Pemakaian oral kontrasepsi
Pada wanita usia subur jarang dijumpai penderita penyakit jantung
koroner disebabkan adanya hormon estrogen yang merupakan payung
pelindungnya. Sesudah usia menopause, hormon estrogen yang diproduksi
berkurang sehingga mulai dapat terkena serangan penyakit jantung.
Penatalaksanaan
Tujuan pengobatan iskemia miokardium adalah memperbaiki ketidakseimbangan
antara kebutuhan miokardium akan oksigen dan suplai oksigen. Pemulihan keseimbangan
oksigen dapat dicapai dengan dua mekanisme, yaitu:
Pengurangan kebutuhan oksigen
Dibagi menjadi dua, yaitu pengurangan kerja jantung secara
farmakologis dan pengurangan kerja secara fisik. Pengurangan kerja secara
farmakologis meliputi penggunaan obat-obatan seperti nitrogliserin, penghambat
beta adrenergik, digitalis, diuretik, vasodilator, sedatif, dan antagonis kalsium.
10
Sedangkan pengurangan kerja jantung secara fisik meliputi tirah baring dan
lingkungan yang tenang.
Peningkatan suplai oksigen
Peningkatan suplai oksigen dengan cara pemberian oksigen,
nitrogliserin, vasopresor, antiaritmia, antikoagulan, dan agen fibrinolitik serta
antagonis kalsium.
Apabila dengan kedua mekanisme pengobatan penyakit jantung koroner
di atas tidak berhasil maka dilakukan tindakan operasi pada penderita penyakit
jantung koroner dengan cara balonisasi dan bedah pintas koroner.

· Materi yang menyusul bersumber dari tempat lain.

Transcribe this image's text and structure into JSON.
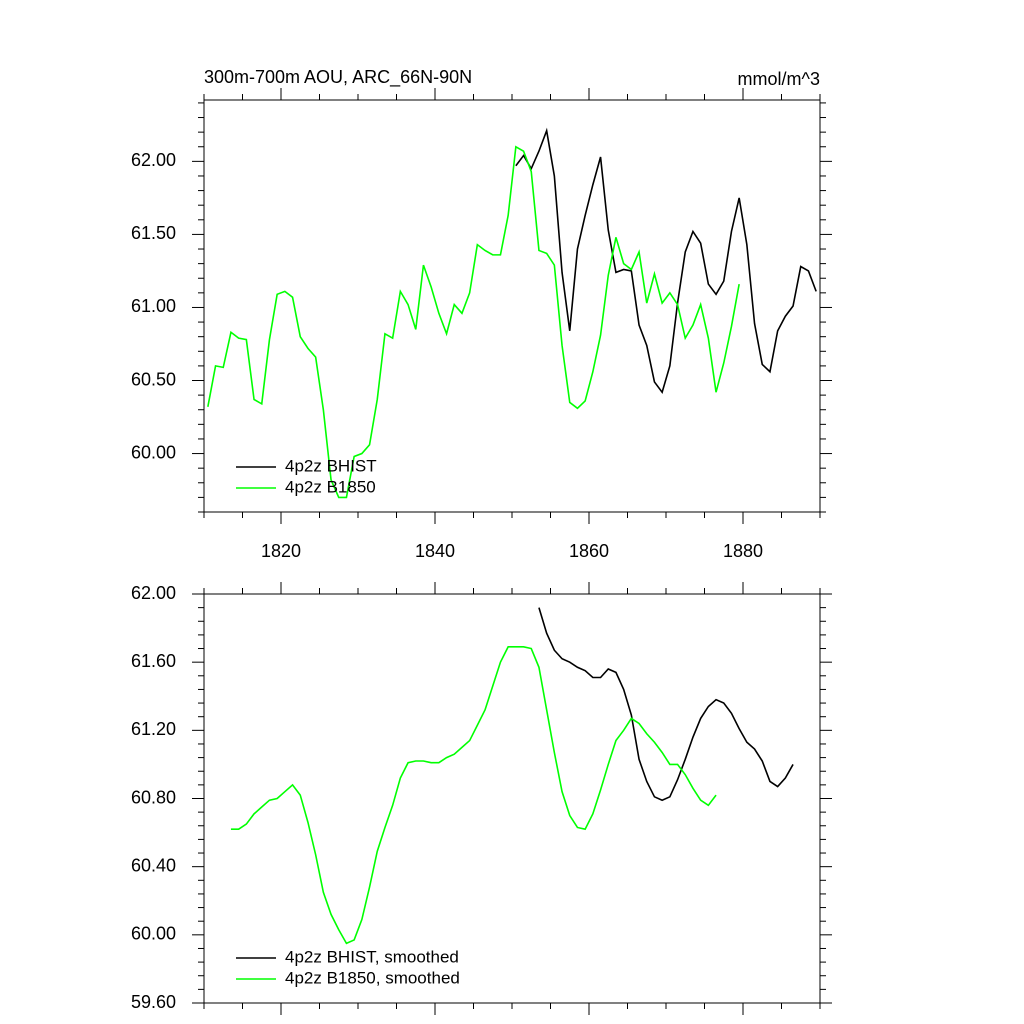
{
  "chart_data": [
    {
      "type": "line",
      "title": "300m-700m AOU, ARC_66N-90N",
      "units": "mmol/m^3",
      "x": [
        1810.5,
        1811.5,
        1812.5,
        1813.5,
        1814.5,
        1815.5,
        1816.5,
        1817.5,
        1818.5,
        1819.5,
        1820.5,
        1821.5,
        1822.5,
        1823.5,
        1824.5,
        1825.5,
        1826.5,
        1827.5,
        1828.5,
        1829.5,
        1830.5,
        1831.5,
        1832.5,
        1833.5,
        1834.5,
        1835.5,
        1836.5,
        1837.5,
        1838.5,
        1839.5,
        1840.5,
        1841.5,
        1842.5,
        1843.5,
        1844.5,
        1845.5,
        1846.5,
        1847.5,
        1848.5,
        1849.5,
        1850.5,
        1851.5,
        1852.5,
        1853.5,
        1854.5,
        1855.5,
        1856.5,
        1857.5,
        1858.5,
        1859.5,
        1860.5,
        1861.5,
        1862.5,
        1863.5,
        1864.5,
        1865.5,
        1866.5,
        1867.5,
        1868.5,
        1869.5,
        1870.5,
        1871.5,
        1872.5,
        1873.5,
        1874.5,
        1875.5,
        1876.5,
        1877.5,
        1878.5,
        1879.5,
        1880.5,
        1881.5,
        1882.5,
        1883.5,
        1884.5,
        1885.5,
        1886.5,
        1887.5,
        1888.5,
        1889.5
      ],
      "series": [
        {
          "name": "4p2z BHIST",
          "color": "#000000",
          "values": [
            null,
            null,
            null,
            null,
            null,
            null,
            null,
            null,
            null,
            null,
            null,
            null,
            null,
            null,
            null,
            null,
            null,
            null,
            null,
            null,
            null,
            null,
            null,
            null,
            null,
            null,
            null,
            null,
            null,
            null,
            null,
            null,
            null,
            null,
            null,
            null,
            null,
            null,
            null,
            null,
            61.97,
            62.04,
            61.95,
            62.07,
            62.21,
            61.9,
            61.24,
            60.84,
            61.4,
            61.63,
            61.84,
            62.03,
            61.53,
            61.24,
            61.26,
            61.25,
            60.88,
            60.74,
            60.49,
            60.42,
            60.6,
            61.03,
            61.38,
            61.52,
            61.44,
            61.16,
            61.09,
            61.18,
            61.52,
            61.75,
            61.43,
            60.89,
            60.61,
            60.56,
            60.84,
            60.94,
            61.01,
            61.28,
            61.25,
            61.11
          ]
        },
        {
          "name": "4p2z B1850",
          "color": "#00ff00",
          "values": [
            60.32,
            60.6,
            60.59,
            60.83,
            60.79,
            60.78,
            60.37,
            60.34,
            60.78,
            61.09,
            61.11,
            61.07,
            60.8,
            60.72,
            60.66,
            60.3,
            59.82,
            59.7,
            59.7,
            59.98,
            60.0,
            60.06,
            60.37,
            60.82,
            60.79,
            61.11,
            61.02,
            60.85,
            61.29,
            61.14,
            60.96,
            60.82,
            61.02,
            60.96,
            61.1,
            61.43,
            61.39,
            61.36,
            61.36,
            61.63,
            62.1,
            62.07,
            61.93,
            61.39,
            61.37,
            61.29,
            60.74,
            60.35,
            60.31,
            60.36,
            60.56,
            60.81,
            61.22,
            61.48,
            61.3,
            61.26,
            61.38,
            61.03,
            61.23,
            61.03,
            61.1,
            61.02,
            60.79,
            60.88,
            61.02,
            60.79,
            60.42,
            60.62,
            60.87,
            61.16,
            null,
            null,
            null,
            null,
            null,
            null,
            null,
            null,
            null,
            null
          ]
        }
      ],
      "xlim": [
        1810,
        1890
      ],
      "xticks": [
        1820,
        1840,
        1860,
        1880
      ],
      "ylim": [
        59.6,
        62.42
      ],
      "yticks": [
        {
          "value": 60,
          "label": "60.00"
        },
        {
          "value": 60.5,
          "label": "60.50"
        },
        {
          "value": 61,
          "label": "61.00"
        },
        {
          "value": 61.5,
          "label": "61.50"
        },
        {
          "value": 62,
          "label": "62.00"
        }
      ],
      "legend": "lower left"
    },
    {
      "type": "line",
      "x": [
        1810.5,
        1811.5,
        1812.5,
        1813.5,
        1814.5,
        1815.5,
        1816.5,
        1817.5,
        1818.5,
        1819.5,
        1820.5,
        1821.5,
        1822.5,
        1823.5,
        1824.5,
        1825.5,
        1826.5,
        1827.5,
        1828.5,
        1829.5,
        1830.5,
        1831.5,
        1832.5,
        1833.5,
        1834.5,
        1835.5,
        1836.5,
        1837.5,
        1838.5,
        1839.5,
        1840.5,
        1841.5,
        1842.5,
        1843.5,
        1844.5,
        1845.5,
        1846.5,
        1847.5,
        1848.5,
        1849.5,
        1850.5,
        1851.5,
        1852.5,
        1853.5,
        1854.5,
        1855.5,
        1856.5,
        1857.5,
        1858.5,
        1859.5,
        1860.5,
        1861.5,
        1862.5,
        1863.5,
        1864.5,
        1865.5,
        1866.5,
        1867.5,
        1868.5,
        1869.5,
        1870.5,
        1871.5,
        1872.5,
        1873.5,
        1874.5,
        1875.5,
        1876.5,
        1877.5,
        1878.5,
        1879.5,
        1880.5,
        1881.5,
        1882.5,
        1883.5,
        1884.5,
        1885.5,
        1886.5,
        1887.5,
        1888.5,
        1889.5
      ],
      "series": [
        {
          "name": "4p2z BHIST, smoothed",
          "color": "#000000",
          "values": [
            null,
            null,
            null,
            null,
            null,
            null,
            null,
            null,
            null,
            null,
            null,
            null,
            null,
            null,
            null,
            null,
            null,
            null,
            null,
            null,
            null,
            null,
            null,
            null,
            null,
            null,
            null,
            null,
            null,
            null,
            null,
            null,
            null,
            null,
            null,
            null,
            null,
            null,
            null,
            null,
            null,
            null,
            null,
            61.92,
            61.77,
            61.67,
            61.62,
            61.6,
            61.57,
            61.55,
            61.51,
            61.51,
            61.56,
            61.54,
            61.44,
            61.29,
            61.03,
            60.9,
            60.81,
            60.79,
            60.81,
            60.91,
            61.03,
            61.16,
            61.27,
            61.34,
            61.38,
            61.36,
            61.3,
            61.21,
            61.13,
            61.09,
            61.02,
            60.9,
            60.87,
            60.92,
            61.0,
            null,
            null,
            null
          ]
        },
        {
          "name": "4p2z B1850, smoothed",
          "color": "#00ff00",
          "values": [
            null,
            null,
            null,
            60.62,
            60.62,
            60.65,
            60.71,
            60.75,
            60.79,
            60.8,
            60.84,
            60.88,
            60.82,
            60.66,
            60.47,
            60.25,
            60.12,
            60.03,
            59.95,
            59.97,
            60.09,
            60.28,
            60.49,
            60.63,
            60.76,
            60.92,
            61.01,
            61.02,
            61.02,
            61.01,
            61.01,
            61.04,
            61.06,
            61.1,
            61.14,
            61.23,
            61.32,
            61.46,
            61.6,
            61.69,
            61.69,
            61.69,
            61.68,
            61.57,
            61.32,
            61.07,
            60.84,
            60.7,
            60.63,
            60.62,
            60.71,
            60.85,
            61.0,
            61.14,
            61.2,
            61.27,
            61.24,
            61.18,
            61.13,
            61.07,
            61.0,
            61.0,
            60.94,
            60.86,
            60.79,
            60.76,
            60.82,
            null,
            null,
            null,
            null,
            null,
            null,
            null,
            null,
            null,
            null,
            null,
            null,
            null
          ]
        }
      ],
      "xlim": [
        1810,
        1890
      ],
      "xticks": [
        1820,
        1840,
        1860,
        1880
      ],
      "ylim": [
        59.6,
        62
      ],
      "yticks": [
        {
          "value": 59.6,
          "label": "59.60"
        },
        {
          "value": 60,
          "label": "60.00"
        },
        {
          "value": 60.4,
          "label": "60.40"
        },
        {
          "value": 60.8,
          "label": "60.80"
        },
        {
          "value": 61.2,
          "label": "61.20"
        },
        {
          "value": 61.6,
          "label": "61.60"
        },
        {
          "value": 62,
          "label": "62.00"
        }
      ],
      "legend": "lower left"
    }
  ]
}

Faktor-faktor risiko yang dapat dimodifikasi
Faktor-faktor risiko penyakit jantung koroner (PJK), dibagi menjadi dua, yaitu:
1. Faktor risiko yang dapat dimodifikasi
Peningkatan kolesterol
Terdapat hubungan langsung antara risiko PJK dan kadar kolesterol
darah. Kolesterol merupakan campuran antara lemak baik (HDL) dan jahat
(LDL). Pemeriksaan kadar kolesterol dikelompokkan menjadi kolesterol total
(jumlah LDL dan HDL), dan trigliserida. Kolesterol ditranspor dalam darah
dalam bentuk lipoprotein, 75% merupakan lipoprotein densitas rendah (low
density lipoprotein/LDL) dan 20% merupakan lipoprotein densitas tinggi (high
density lipoprotein/HDL). Kadar kolesterol LDL yang rendah memiliki peran
yang baik pada PJK dan terdapat hubungan timbal balik antara kadar HDL dan
insidensi PJK (Gray, 2005) Nilai normal kolesterol dalam darah, yaitu: total
kolesterol 150-250 mg/dl, HDL 30-65 mg/dl, LDL 60-150 mg/dl dan trigliserida
50-300 mg/dl. Apabila terjadi kenaikan kadar kolesterol di dalam darah maka
kemungkinan menjadi penderita PJK dua kali lipat lebih tinggi dibandingkan
dengan seseorang yang memiliki kadar kolesterol normal (Sitepoe, 1997).
Hipertensi
Resiko PJK secara langsung berhubungan dengan tekanan darah.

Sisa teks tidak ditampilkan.